G.    Induced fit of the enzyme forces the enzyme to change to the shape of the substrate which makes it fit even more snug.

H.     It brings chemical groups of the active site into positions that enhance their ability to catalyze the reaction.

VIII.  The active site is an enzyme's catalytic center

A.     The substrate is held in the active site by weak interactions such as hydrogen bonds and ionic bonds. 

B.     Side chains of the amino acids catalyze the conversion.

C.    The new products leave the active site and the enzyme is able to bond again.

D.    An enzyme can act on about 1000 substrates per second.

E.     They do not change shape at all.

F.     Most metabolic reactions are reversible.

G.    The rate at which the reaction takes place is a function of the initial concentration of the substrate.

IX.  A cells chemical and physical environment affects enzyme activity

A.     Effects of Temperature and pH

1.      Enzymes have an optimal temperature and pH where they work at their optimum level.

2.      This is because the conformation of the protein is at its best.

3.      Most human enzymes react best at 35-40 oC and pH 6-8

B.     Cofactors

1.      Many enzymes require nonprotein helpers for catalytic activity.

2.      Cofactors may be bound tightly to the active site as permanent residents or they may bind loosely and reversibly along with the substrate.

3.      Some are inorganic like metal ions like zinc, iron, and copper.

4.      If the cofactor is organic, it is called a coenzyme.

5.      Most vitamins are coenzymes.

C.    Enzyme Inhibitors

1.      Certain chemicals selectively inhibit the action of specific enzymes.

2.      If an inhibitor attaches to the enzyme by covalent bonds, inhibition is usually irreversible.

3.      It is reversible if the inhibitor binds using weak bonds.

4.      Some reversible inhibitors resemble the normal substrate molecule and compete for admission into the active site.

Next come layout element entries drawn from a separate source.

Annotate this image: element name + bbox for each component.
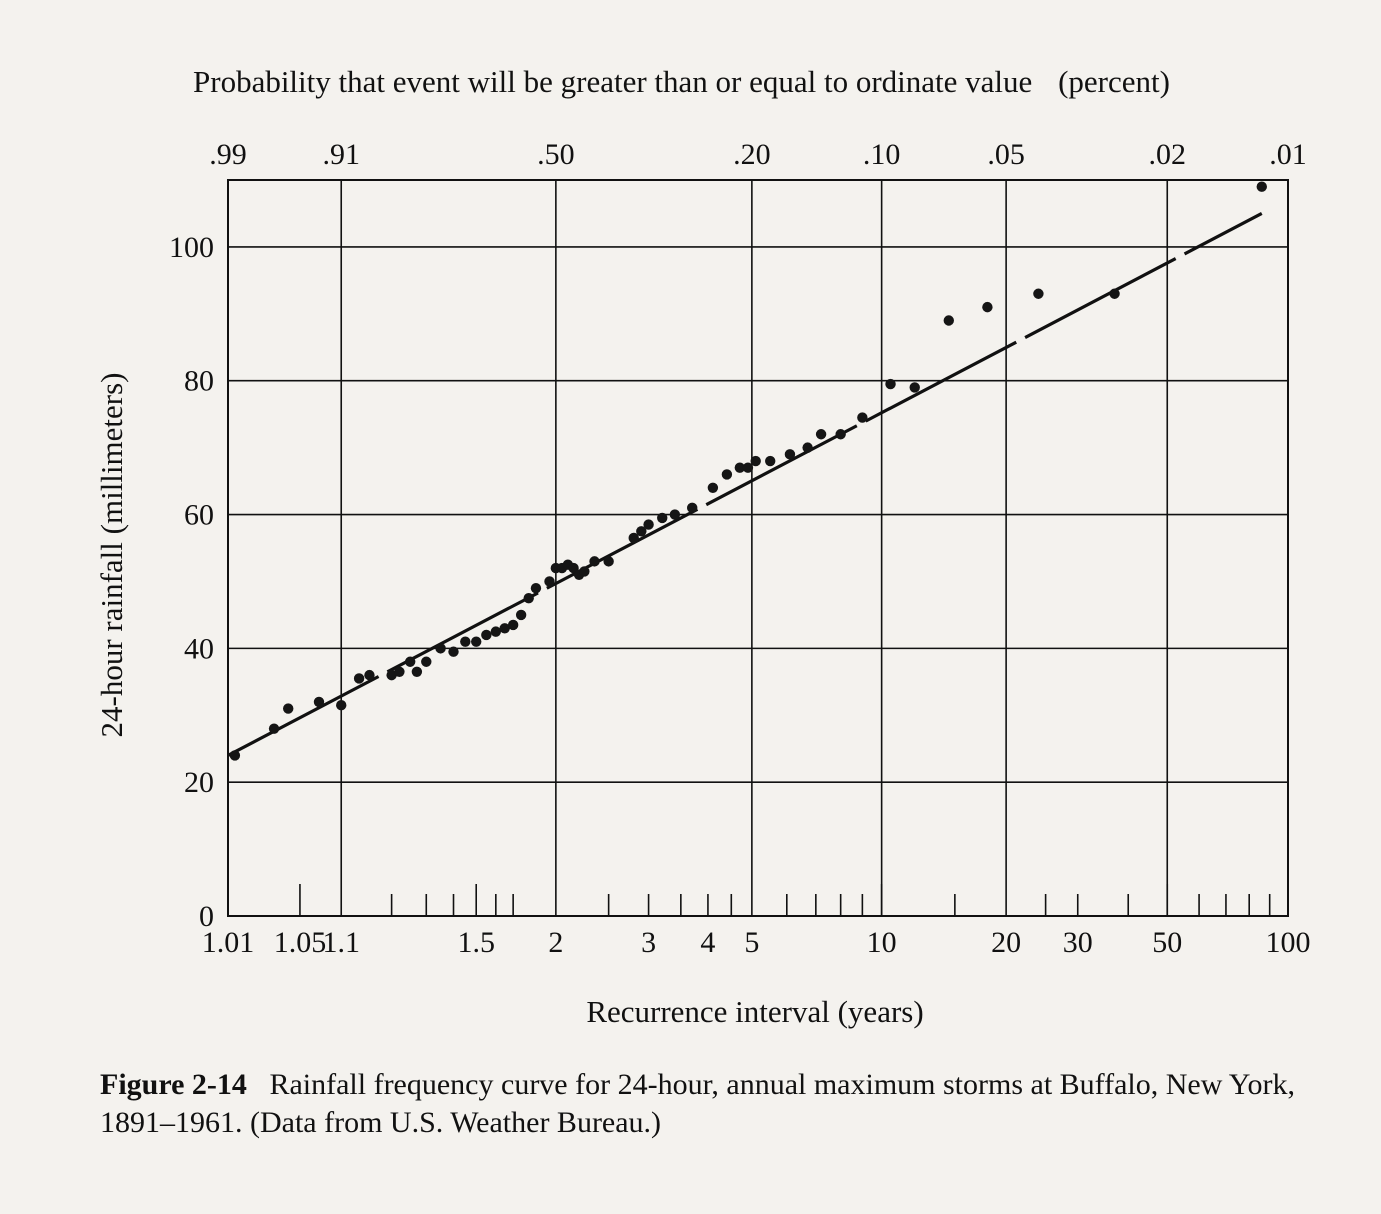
figure-caption: Figure 2-14 Rainfall frequency curve for… (100, 1066, 1300, 1142)
y-tick-label: 20 (184, 766, 214, 799)
data-point (268, 723, 280, 734)
data-point (507, 619, 519, 631)
y-tick-label: 40 (184, 632, 214, 665)
data-point (643, 519, 654, 530)
data-point (313, 696, 325, 708)
y-tick-label: 0 (199, 900, 214, 933)
x-tick-label: 50 (1152, 926, 1182, 959)
data-point (835, 429, 846, 440)
caption-text: Rainfall frequency curve for 24-hour, an… (100, 1068, 1295, 1139)
y-tick-label: 100 (169, 231, 214, 264)
data-point (636, 526, 647, 537)
data-point (544, 576, 555, 587)
top-axis-unit: (percent) (1058, 64, 1170, 99)
data-point (386, 669, 397, 681)
data-point (471, 636, 482, 647)
data-point (765, 455, 776, 467)
data-point (857, 412, 868, 423)
data-point (909, 382, 920, 393)
plot-frame (227, 179, 1289, 917)
x-tick-label: 2 (548, 926, 563, 959)
data-point (364, 669, 375, 681)
top-tick-label: .20 (733, 138, 771, 171)
data-point (229, 750, 241, 761)
data-point (411, 666, 423, 677)
top-tick-label: .50 (537, 138, 575, 171)
top-tick-label: .02 (1149, 138, 1187, 171)
data-point (481, 629, 492, 641)
fit-line (227, 212, 1263, 757)
x-tick-label: 100 (1266, 926, 1311, 959)
x-tick-label: 4 (700, 926, 715, 959)
x-tick-label: 10 (867, 926, 897, 959)
minor-ticks (299, 884, 1271, 916)
data-point (982, 301, 993, 313)
data-point (784, 449, 796, 460)
data-point (460, 636, 471, 647)
data-point (687, 502, 698, 514)
top-tick-label: .05 (987, 138, 1025, 171)
data-point (523, 592, 534, 604)
top-axis-title-text: Probability that event will be greater t… (193, 64, 1033, 99)
data-point (435, 643, 446, 654)
data-point (885, 378, 896, 390)
x-tick-label: 30 (1063, 926, 1093, 959)
data-point (394, 666, 405, 677)
top-axis-title: Probability that event will be greater t… (193, 64, 1170, 100)
x-tick-label: 1.01 (202, 926, 255, 959)
data-point (353, 673, 365, 684)
data-point (707, 482, 719, 493)
data-point (1256, 181, 1267, 192)
data-point (490, 626, 502, 637)
x-tick-label: 3 (641, 926, 656, 959)
data-point (1033, 288, 1044, 299)
data-point (336, 700, 347, 711)
top-tick-label: .01 (1269, 138, 1307, 171)
data-point (721, 469, 733, 480)
grid-lines (228, 180, 1288, 916)
data-point (669, 509, 681, 520)
x-tick-label: 1.1 (322, 926, 360, 959)
x-tick-label: 1.5 (457, 926, 495, 959)
data-point (421, 656, 432, 667)
data-point (742, 462, 754, 473)
y-tick-label: 60 (184, 499, 214, 532)
data-points (229, 181, 1267, 761)
data-point (628, 532, 639, 544)
data-point (815, 429, 827, 440)
data-point (404, 656, 416, 667)
axis-labels: .99 .91 .50 .20 .10 .05 .02 .01 0 20 40 60 80 100 1.01… (169, 138, 1311, 959)
data-point (579, 566, 590, 577)
y-axis-title: 24-hour rainfall (millimeters) (94, 373, 129, 738)
data-point (603, 556, 614, 567)
x-tick-label: 20 (991, 926, 1021, 959)
data-point (589, 556, 600, 567)
data-point (657, 512, 668, 524)
rainfall-frequency-chart: .99 .91 .50 .20 .10 .05 .02 .01 0 20 40 60 80 100 1.01… (94, 138, 1311, 1029)
data-point (802, 442, 813, 453)
data-point (1109, 288, 1120, 299)
data-point (448, 646, 459, 657)
fit-line-group (227, 212, 1263, 757)
x-axis-title: Recurrence interval (years) (586, 994, 923, 1029)
top-tick-label: .10 (863, 138, 901, 171)
data-point (499, 623, 510, 634)
data-point (943, 315, 954, 326)
data-point (283, 703, 294, 714)
data-point (734, 462, 746, 473)
data-point (515, 609, 527, 621)
data-point (750, 455, 761, 467)
x-tick-label: 1.05 (274, 926, 327, 959)
top-tick-label: .91 (322, 138, 360, 171)
top-tick-label: .99 (209, 138, 247, 171)
y-tick-label: 80 (184, 365, 214, 398)
caption-label: Figure 2-14 (100, 1068, 247, 1101)
data-point (530, 582, 542, 594)
x-tick-label: 5 (744, 926, 759, 959)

And are called competitive inhibitors because they reduce the productivity of the enzymes by blocking the substrates from entering.

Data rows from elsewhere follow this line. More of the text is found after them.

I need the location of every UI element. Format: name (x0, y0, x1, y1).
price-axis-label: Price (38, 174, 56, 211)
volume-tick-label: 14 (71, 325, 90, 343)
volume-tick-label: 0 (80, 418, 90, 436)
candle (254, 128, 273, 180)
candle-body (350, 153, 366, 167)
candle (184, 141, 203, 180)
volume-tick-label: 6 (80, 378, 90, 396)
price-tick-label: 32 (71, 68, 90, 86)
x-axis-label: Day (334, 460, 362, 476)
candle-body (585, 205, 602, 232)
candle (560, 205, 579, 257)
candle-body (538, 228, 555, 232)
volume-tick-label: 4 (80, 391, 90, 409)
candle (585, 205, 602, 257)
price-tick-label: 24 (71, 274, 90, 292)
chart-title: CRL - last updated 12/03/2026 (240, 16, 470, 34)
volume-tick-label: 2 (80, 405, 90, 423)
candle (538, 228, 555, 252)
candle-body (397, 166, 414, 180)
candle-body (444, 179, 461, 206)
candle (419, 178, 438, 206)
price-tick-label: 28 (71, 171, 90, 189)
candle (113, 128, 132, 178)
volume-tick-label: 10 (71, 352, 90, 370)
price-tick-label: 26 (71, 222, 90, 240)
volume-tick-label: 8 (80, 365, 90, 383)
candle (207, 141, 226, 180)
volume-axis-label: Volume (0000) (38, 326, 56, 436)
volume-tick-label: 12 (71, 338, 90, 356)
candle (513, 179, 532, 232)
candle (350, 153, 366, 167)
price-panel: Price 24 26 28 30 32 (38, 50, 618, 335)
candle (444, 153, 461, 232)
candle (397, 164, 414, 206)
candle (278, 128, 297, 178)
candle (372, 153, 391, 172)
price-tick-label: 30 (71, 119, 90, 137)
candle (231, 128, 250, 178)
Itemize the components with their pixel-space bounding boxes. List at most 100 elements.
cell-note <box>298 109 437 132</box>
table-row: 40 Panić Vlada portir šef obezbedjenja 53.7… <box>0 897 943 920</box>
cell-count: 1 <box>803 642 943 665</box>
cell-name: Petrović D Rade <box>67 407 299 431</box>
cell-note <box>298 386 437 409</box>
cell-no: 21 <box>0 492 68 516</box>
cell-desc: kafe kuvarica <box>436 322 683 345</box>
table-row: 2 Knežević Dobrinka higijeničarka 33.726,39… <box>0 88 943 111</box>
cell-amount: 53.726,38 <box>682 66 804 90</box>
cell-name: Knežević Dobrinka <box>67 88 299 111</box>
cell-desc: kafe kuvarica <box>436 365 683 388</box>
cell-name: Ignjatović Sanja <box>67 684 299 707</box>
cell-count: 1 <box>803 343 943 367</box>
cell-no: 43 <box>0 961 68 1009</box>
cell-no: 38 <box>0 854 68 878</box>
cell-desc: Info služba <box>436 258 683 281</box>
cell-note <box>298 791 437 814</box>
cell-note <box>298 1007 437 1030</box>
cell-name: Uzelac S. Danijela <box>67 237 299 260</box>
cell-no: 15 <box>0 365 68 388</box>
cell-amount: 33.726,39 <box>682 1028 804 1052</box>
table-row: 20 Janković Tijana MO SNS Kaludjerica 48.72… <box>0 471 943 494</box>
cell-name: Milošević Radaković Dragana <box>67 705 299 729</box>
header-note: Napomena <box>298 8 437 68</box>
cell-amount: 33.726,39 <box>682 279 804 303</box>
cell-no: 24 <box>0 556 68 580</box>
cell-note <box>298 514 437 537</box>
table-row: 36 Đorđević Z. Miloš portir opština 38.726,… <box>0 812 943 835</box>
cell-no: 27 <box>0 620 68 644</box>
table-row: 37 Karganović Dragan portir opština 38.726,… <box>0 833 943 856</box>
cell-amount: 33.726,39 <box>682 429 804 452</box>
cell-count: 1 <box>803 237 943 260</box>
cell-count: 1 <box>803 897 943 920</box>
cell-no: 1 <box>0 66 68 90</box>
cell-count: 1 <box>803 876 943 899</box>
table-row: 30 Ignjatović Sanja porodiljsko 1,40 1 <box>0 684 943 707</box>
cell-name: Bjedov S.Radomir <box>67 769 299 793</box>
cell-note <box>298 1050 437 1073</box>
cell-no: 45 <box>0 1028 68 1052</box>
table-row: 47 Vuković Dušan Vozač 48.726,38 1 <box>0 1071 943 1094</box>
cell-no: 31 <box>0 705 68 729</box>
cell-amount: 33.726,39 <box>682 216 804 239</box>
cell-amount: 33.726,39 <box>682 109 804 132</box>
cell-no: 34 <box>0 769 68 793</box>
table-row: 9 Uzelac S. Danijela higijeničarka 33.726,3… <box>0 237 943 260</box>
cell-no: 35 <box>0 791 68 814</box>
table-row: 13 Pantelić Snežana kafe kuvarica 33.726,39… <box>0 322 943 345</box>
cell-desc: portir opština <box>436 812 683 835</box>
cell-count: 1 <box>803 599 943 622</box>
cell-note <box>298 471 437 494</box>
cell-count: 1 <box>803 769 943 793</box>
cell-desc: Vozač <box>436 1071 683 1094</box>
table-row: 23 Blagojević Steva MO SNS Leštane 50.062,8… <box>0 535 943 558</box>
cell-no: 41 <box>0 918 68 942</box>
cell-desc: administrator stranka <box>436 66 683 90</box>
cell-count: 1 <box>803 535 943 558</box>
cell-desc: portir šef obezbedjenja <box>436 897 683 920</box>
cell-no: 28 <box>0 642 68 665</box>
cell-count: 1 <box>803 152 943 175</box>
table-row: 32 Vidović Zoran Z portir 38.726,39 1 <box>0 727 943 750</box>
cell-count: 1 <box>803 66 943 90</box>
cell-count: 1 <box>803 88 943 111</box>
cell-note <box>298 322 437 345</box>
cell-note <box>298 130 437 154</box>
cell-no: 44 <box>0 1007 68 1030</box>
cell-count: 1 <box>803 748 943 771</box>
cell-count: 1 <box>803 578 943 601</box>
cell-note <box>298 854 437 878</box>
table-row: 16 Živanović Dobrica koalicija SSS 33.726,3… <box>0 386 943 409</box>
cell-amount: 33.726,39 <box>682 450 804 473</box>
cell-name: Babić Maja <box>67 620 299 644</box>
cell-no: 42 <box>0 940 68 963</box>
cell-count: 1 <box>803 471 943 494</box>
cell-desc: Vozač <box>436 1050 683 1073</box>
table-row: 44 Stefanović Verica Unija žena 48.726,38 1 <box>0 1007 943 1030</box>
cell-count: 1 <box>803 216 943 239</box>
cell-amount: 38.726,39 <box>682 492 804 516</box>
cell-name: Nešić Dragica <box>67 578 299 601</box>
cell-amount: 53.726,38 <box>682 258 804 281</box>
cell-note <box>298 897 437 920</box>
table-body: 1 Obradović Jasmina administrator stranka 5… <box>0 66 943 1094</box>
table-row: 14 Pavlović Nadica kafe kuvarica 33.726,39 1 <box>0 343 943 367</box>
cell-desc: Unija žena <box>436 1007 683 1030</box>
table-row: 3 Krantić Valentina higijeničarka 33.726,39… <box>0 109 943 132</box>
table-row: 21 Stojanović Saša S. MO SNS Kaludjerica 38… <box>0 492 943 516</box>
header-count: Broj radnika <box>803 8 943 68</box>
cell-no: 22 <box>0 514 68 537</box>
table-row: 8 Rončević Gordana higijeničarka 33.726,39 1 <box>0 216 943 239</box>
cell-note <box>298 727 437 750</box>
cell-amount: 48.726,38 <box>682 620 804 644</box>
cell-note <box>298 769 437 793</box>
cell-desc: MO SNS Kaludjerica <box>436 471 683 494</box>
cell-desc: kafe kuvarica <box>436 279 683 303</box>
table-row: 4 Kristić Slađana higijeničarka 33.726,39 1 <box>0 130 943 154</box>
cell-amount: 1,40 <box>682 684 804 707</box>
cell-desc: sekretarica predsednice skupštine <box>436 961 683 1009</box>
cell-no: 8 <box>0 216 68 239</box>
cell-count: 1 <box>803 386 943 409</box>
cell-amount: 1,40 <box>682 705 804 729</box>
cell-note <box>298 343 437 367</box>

5.      This can be overcome by increasing the concentration of the substrates.

6.      Noncompetitive inhibitors do not directly compete but they impede enzymatic  reactions by binding to another part of the enzyme and cause the enzyme to change its conformation making the active sit unreceptive.

7.      Some poisons act by inhibiting enzymes.

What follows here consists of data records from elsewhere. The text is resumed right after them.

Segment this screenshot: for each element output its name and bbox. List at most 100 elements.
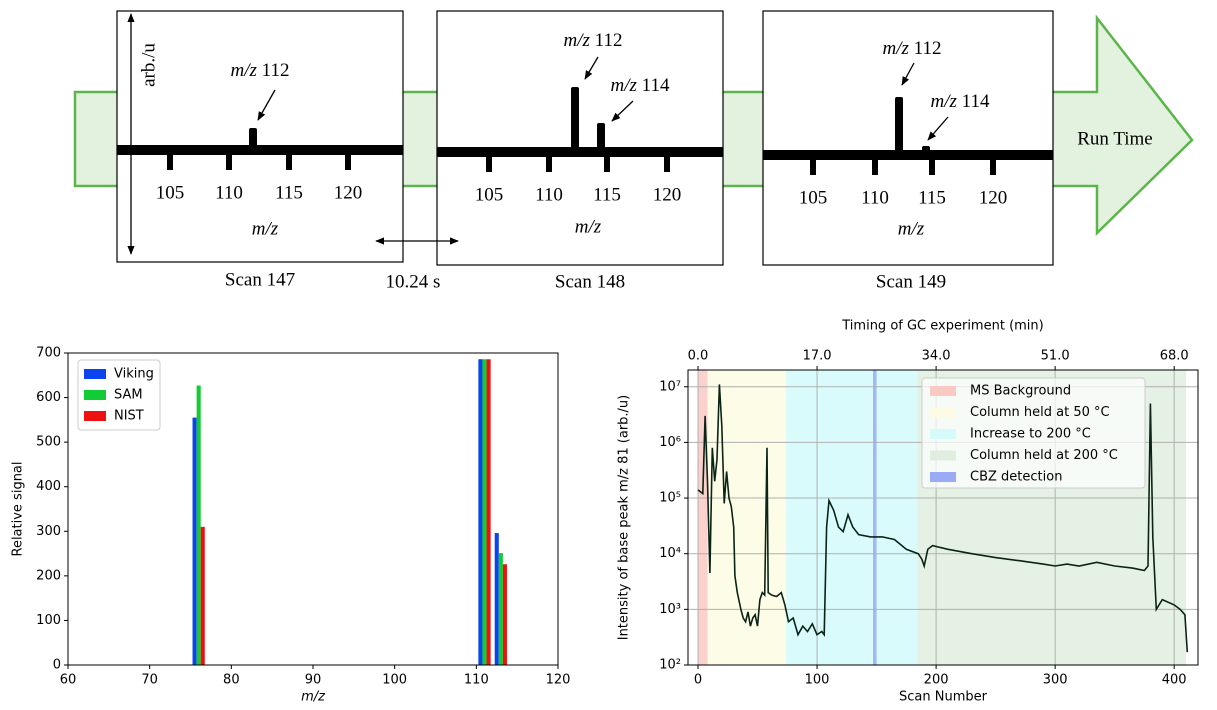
tick-dip (664, 152, 670, 172)
mass: 114 (642, 75, 670, 96)
scan-box (116, 10, 404, 263)
x-label: Scan Number (899, 690, 988, 705)
x-tick-label: 60 (60, 673, 77, 688)
peak (571, 87, 579, 152)
x-tick-label: 400 (1162, 673, 1187, 688)
tick-dip (810, 155, 816, 175)
tick-label: 115 (918, 187, 946, 208)
y-tick-label: 0 (53, 658, 61, 673)
legend-label: MS Background (970, 384, 1071, 399)
bar (498, 553, 503, 665)
ion: m/z (231, 60, 258, 81)
y-label: Relative signal (11, 461, 26, 556)
x-label: m/z (575, 216, 602, 237)
peak-arrow (257, 89, 276, 121)
scan-box (436, 10, 724, 266)
peak (249, 128, 257, 150)
peak-label: m/z 112 (883, 38, 942, 59)
tick-label: 120 (653, 184, 682, 205)
x-tick-label: 70 (141, 673, 158, 688)
mass: 114 (962, 91, 990, 112)
x-tick-label: 90 (305, 673, 322, 688)
tick-label: 110 (861, 187, 889, 208)
bar (196, 385, 201, 665)
tick-dip (286, 150, 292, 170)
y-tick-label: 600 (36, 390, 61, 405)
legend-swatch (84, 411, 106, 421)
tick-label: 105 (799, 187, 828, 208)
tick-dip (929, 155, 935, 175)
bar (502, 564, 507, 665)
y-tick-label: 10⁷ (659, 379, 681, 394)
ion: m/z (883, 38, 910, 59)
scan-title: Scan 147 (225, 269, 295, 290)
legend-swatch (84, 369, 106, 379)
scan-title: Scan 148 (555, 271, 625, 292)
tick-label: 105 (475, 184, 504, 205)
x-tick-label: 100 (805, 673, 830, 688)
legend-label: Viking (114, 367, 154, 382)
baseline (763, 150, 1053, 160)
legend-box (921, 377, 1146, 489)
tick-dip (226, 150, 232, 170)
peak-label: m/z 114 (611, 75, 670, 96)
tick-label: 120 (334, 182, 363, 203)
x2-tick-label: 17.0 (803, 349, 832, 364)
x-label: m/z (301, 690, 326, 705)
baseline (117, 145, 403, 155)
charts: 60 70 80 90 100 110 120 0 100 200 300 400 500 600 700 m… (11, 319, 1199, 705)
ion: m/z (564, 30, 591, 51)
y-tick-label: 500 (36, 435, 61, 450)
x-tick-label: 120 (546, 673, 571, 688)
peak-arrow (584, 56, 599, 80)
legend-swatch (84, 390, 106, 400)
x-tick-label: 110 (464, 673, 489, 688)
tick-label: 115 (275, 182, 303, 203)
baseline (437, 147, 723, 157)
legend-swatch (930, 472, 956, 482)
bar (494, 533, 499, 665)
y-tick-label: 10⁵ (659, 491, 681, 506)
span (786, 370, 918, 665)
span (698, 370, 708, 665)
legend-swatch (930, 386, 956, 396)
y-tick-label: 100 (36, 613, 61, 628)
ion: m/z (611, 75, 638, 96)
peak-arrow (927, 116, 949, 141)
peak-arrow (611, 100, 634, 122)
x-tick-label: 80 (223, 673, 240, 688)
legend-label: Column held at 200 °C (970, 448, 1118, 463)
tick-dip (872, 155, 878, 175)
legend-swatch (930, 450, 956, 461)
x2-label: Timing of GC experiment (min) (841, 319, 1043, 334)
span (873, 370, 877, 665)
span (707, 370, 787, 665)
y-tick-label: 400 (36, 479, 61, 494)
mass: 112 (595, 30, 623, 51)
tick-label: 120 (979, 187, 1008, 208)
tick-dip (167, 150, 173, 170)
peak-label: m/z 112 (564, 30, 623, 51)
x-tick-label: 0 (694, 673, 702, 688)
y-tick-label: 10⁶ (659, 435, 681, 450)
tick-dip (345, 150, 351, 170)
x-label: m/z (252, 218, 279, 239)
mass: 112 (262, 60, 290, 81)
scan-title: Scan 149 (876, 271, 946, 292)
bar (192, 417, 197, 665)
tick-dip (990, 155, 996, 175)
x2-tick-label: 68.0 (1160, 349, 1189, 364)
bar (200, 526, 205, 665)
tick-dip (604, 152, 610, 172)
interval: 10.24 s (386, 271, 441, 292)
peak-label: m/z 112 (231, 60, 290, 81)
scan-box (762, 10, 1054, 266)
x-tick-label: 200 (924, 673, 949, 688)
legend-label: Increase to 200 °C (970, 427, 1091, 442)
x2-tick-label: 51.0 (1041, 349, 1070, 364)
y-tick-label: 10⁴ (659, 546, 681, 561)
x2-tick-label: 34.0 (922, 349, 951, 364)
data-line (697, 384, 1189, 653)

8.      Antibiotics are inhibitors for specific bacteria.

9.      Penicillin blocks the active site of an enzyme that many bacteria use to make their cell walls.

10. Selective inhibition and activation of enzymes by molecules naturally present in the cell are essential mechanisms in metabolic control.

X.  The Control of Metabolism

A.     Metabolic control often depends on allosteric regulation

1.      The regulatory noncompetitive inhibitors change an enzymeís shape and function by binding weakly to an allosteric site, a specific receptor site on some part of the enzyme molecule remote from the active cell.

2.      The effect of this allosteric regulation may inhibit or stimulate

3.      Allosteric regulation

a.      Most allosterically regulate enzymes are constructed from two or more polypeptide chains or subunits.

b.      Each subunit has its own active site and allosteric sites are often located where the subunits are joined.

c.      The binding of an activator to an allosteric site stabilizes the conformation that has a functional active site, whereas the binding of an allosteric inhibitor stabilizes the inactive form.

d.      The activity of an allosteric enzyme changes in response to fluctuating concentrations of the regulators.

4.      Feedback Inhibition.

a.      This is the switching off of a metabolic pathway by its end products  which acts as an inhibitor of an enzyme within the pathway.

b.      It slows down its own synthesis by allosterically inhibiting the enzyme from the very first step of the pathway.

c.      This prevents the cell from wasting chemical resources to synthesize more than necessary.

5.      Cooperativity

a.      This is a mechanism that amplifies the response of enzymes to substrates by priming the enzyme to accept more.